The British weather in July has never been reliable. A proverb of 1732: "If the first of July be rainy weather, 'Twill rain more or less for four weeks together."
July is our seventh month and is thirty-one days long a month of heat and sunshine. The Romans called it Quintilis, the fifth month, but after the death of Julius Caesar they renamed it in his honour. He was born on 12th July 102 B.C. Our Anglo Saxon forefathers termed it Hey-monat , because they then made their hay harvest; and also Maed-monat , from the meads being then in full bloom. Through the centuries the name of the month was known as Julio, luyl, and lule. It became July soon after the Great Fire of London in 1666, although for a long time after it was pronounced to rhyme with truly.
Forty Days of Rain
July 15th is St Swithun’s day. Swithun was a Bishop of Winchester, in England, who lived around 1100 years ago.
He was born at Winchester in the year 800, and was a monk of the Abbey of Winchester, and after that, Archbishop of Winchester. On his death-bed he requested to be buried where the water from the “eaves” would drop on him. One hundred years after, it was thought a poor place for him to have been buried in, and the clergy were going to move his bones when a tremendous storm burst forth, and continued for forty days. Others say it came from a primeval Pagan belief concerning the weather on some day about that time and since then the idea has clung to St. Swithin’s Day.
From then until now it has always been said that:
“St Swithin’s day if thou dost rain
For forty days it will remain
St Swithin’s day if thou be fair
For forty days will rain na mair”
On 4th July’ 1775 the American colonists declared themselves independent of Britain, and Americans still celebrate Independence Day on 4th July.
In France 14th July is Bastille Day, a public holiday celebrating the fall of the Bastille, a hated and feared prison fortress in Paris, in 1789.

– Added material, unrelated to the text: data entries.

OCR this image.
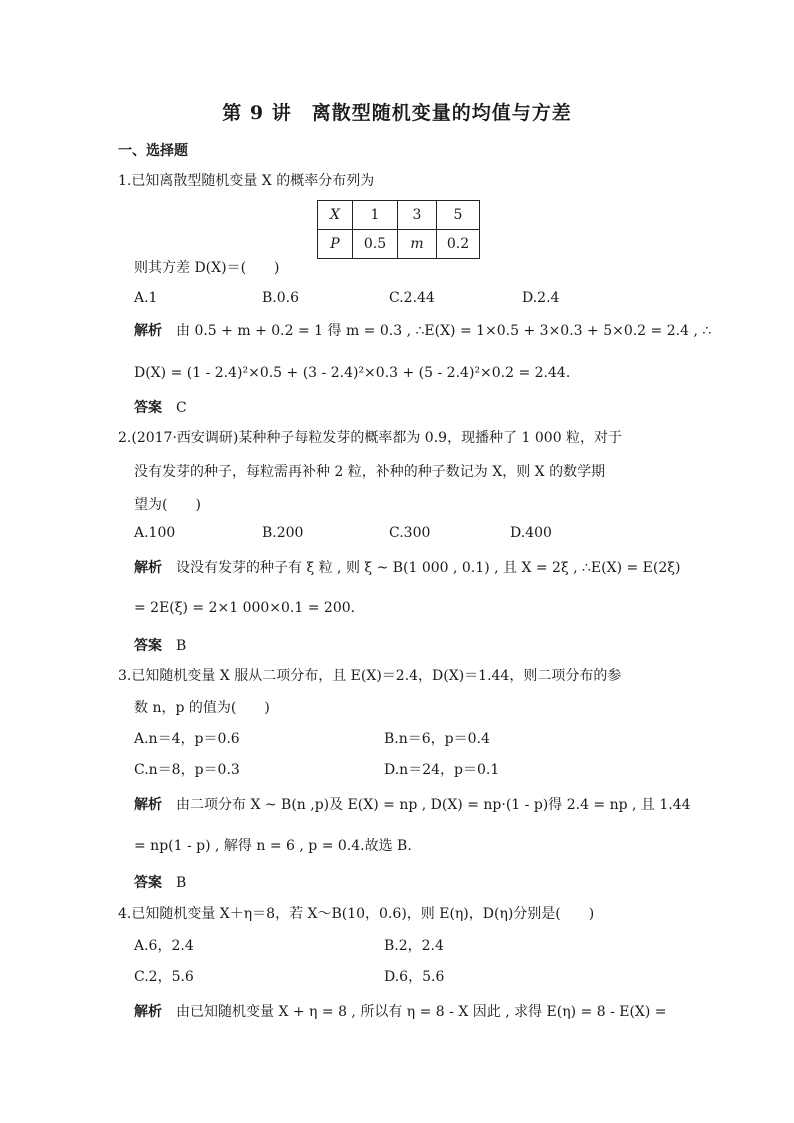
第 9 讲　离散型随机变量的均值与方差
一、选择题
1.已知离散型随机变量 X 的概率分布列为
X	1	3	5
P	0.5	m	0.2
则其方差 D(X)＝(　　)
A.1	B.0.6	C.2.44	D.2.4
解析 由 0.5 + m + 0.2 = 1 得 m = 0.3 , ∴E(X) = 1×0.5 + 3×0.3 + 5×0.2 = 2.4 , ∴
D(X) = (1 - 2.4)²×0.5 + (3 - 2.4)²×0.3 + (5 - 2.4)²×0.2 = 2.44.
答案 C
2.(2017·西安调研)某种种子每粒发芽的概率都为 0.9，现播种了 1 000 粒，对于
没有发芽的种子，每粒需再补种 2 粒，补种的种子数记为 X，则 X 的数学期
望为(　　)
A.100	B.200	C.300	D.400
解析 设没有发芽的种子有 ξ 粒 , 则 ξ ~ B(1 000 , 0.1) , 且 X = 2ξ , ∴E(X) = E(2ξ)
= 2E(ξ) = 2×1 000×0.1 = 200.
答案 B
3.已知随机变量 X 服从二项分布，且 E(X)＝2.4，D(X)＝1.44，则二项分布的参
数 n，p 的值为(　　)
A.n＝4，p＝0.6	B.n＝6，p＝0.4
C.n＝8，p＝0.3	D.n＝24，p＝0.1
解析 由二项分布 X ~ B(n ,p)及 E(X) = np , D(X) = np·(1 - p)得 2.4 = np , 且 1.44
= np(1 - p) , 解得 n = 6 , p = 0.4.故选 B.
答案 B
4.已知随机变量 X＋η＝8，若 X～B(10，0.6)，则 E(η)，D(η)分别是(　　)
A.6，2.4	B.2，2.4
C.2，5.6	D.6，5.6
解析 由已知随机变量 X + η = 8 , 所以有 η = 8 - X 因此 , 求得 E(η) = 8 - E(X) =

20th July is one of the most important dates in new history books. On that day in 1969 a man stood on the moon for the first time. Astronaut Neil Armstrong. As he stepped from the lunar module he said: “That’s one small step for man — a giant leap for mankind.”
On long hot July days, enjoy wild swimming – look out for frogs having been just changed from tadpoles swimming about in the ponds. The wild flowers of Spring have entirely disappeared. Climbing plants festoon the hedges. The wild hop, the bryony, the large white convolvulus, and others, deck the bushes with varied beauty, and breathe the Summer’s sweetness. In the fields, the scarlet poppy, the blue-bottle, the marigold, and the dog-daisy, may be seen in abundance. On the roadsides and ditches, among beautiful ferns, may be seen the tall foxglove, the musk-thistle, the wild thyme, and hosts of others, which brighten the day.
If you were born in July, your lucky flowers are lillies and your lucky gemstome is the ruby.